SHOPPERS made origami birds of peace to send to Japan to show their support to the country in the wake of its devastating earthquake.
Visitors to Templars Square Shopping Centre in Cowley, Oxford, raised £1,000 by paying to be shown how to make the paper cranes, which will be sent to the city of Sendai.
Organiser Momo Fujita-Clarkson said: “It is very traditional to make 1,000 birds, and means good luck. We used to send them to soldiers to wish them well.
“We had a lot of people come and take part in Oxford, and there is also a big Japanese community here.”
According to Japanese tradition, anyone who folds 1,000 paper cranes will have their wish come true.

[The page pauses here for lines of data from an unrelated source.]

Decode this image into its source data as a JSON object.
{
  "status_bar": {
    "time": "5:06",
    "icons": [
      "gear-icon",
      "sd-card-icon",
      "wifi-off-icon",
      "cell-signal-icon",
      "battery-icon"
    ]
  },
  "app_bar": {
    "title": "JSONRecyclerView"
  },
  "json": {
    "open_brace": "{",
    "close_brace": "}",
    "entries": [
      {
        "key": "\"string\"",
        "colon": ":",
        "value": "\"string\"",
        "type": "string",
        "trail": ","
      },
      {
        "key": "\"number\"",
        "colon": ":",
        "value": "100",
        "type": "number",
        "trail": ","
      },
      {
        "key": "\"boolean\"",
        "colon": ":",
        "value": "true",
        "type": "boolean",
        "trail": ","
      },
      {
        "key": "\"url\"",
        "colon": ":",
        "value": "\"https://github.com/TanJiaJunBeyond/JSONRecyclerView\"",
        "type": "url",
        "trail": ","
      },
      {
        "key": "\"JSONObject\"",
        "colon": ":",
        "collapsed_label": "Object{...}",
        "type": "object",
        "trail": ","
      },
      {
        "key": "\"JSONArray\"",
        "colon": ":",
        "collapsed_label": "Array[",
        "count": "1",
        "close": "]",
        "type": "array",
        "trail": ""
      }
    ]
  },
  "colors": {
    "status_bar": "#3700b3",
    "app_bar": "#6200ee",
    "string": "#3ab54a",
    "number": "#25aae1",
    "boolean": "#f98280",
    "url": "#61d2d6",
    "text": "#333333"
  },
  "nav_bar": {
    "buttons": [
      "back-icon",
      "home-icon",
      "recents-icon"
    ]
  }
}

The bird became a symbol of peace after Sadako Sasaki, who was exposed to radiation from the 1945 Hiroshima atomic bomb, began to fold 1,000 paper cranes so she could live.
She died in 1955 aged 12, though her story has since inspired peace activists around the world.
Meanwhile, Oxford University students collected more than £13,500 for Japan’s earthquake victims after a week of street collections in the city centre.
About 20 members of the university’s Japan Society collected donations at Carfax last week.
The cash will go to the British Red Cross’s Japan Tsunami Appeal to help the victims of the disaster which struck Japan on March 11.
Society president Ronan Sato said: “This is an extraordinary sum for any charitable street collection “We would like to thank the people of Oxford for their concern and their generosity.”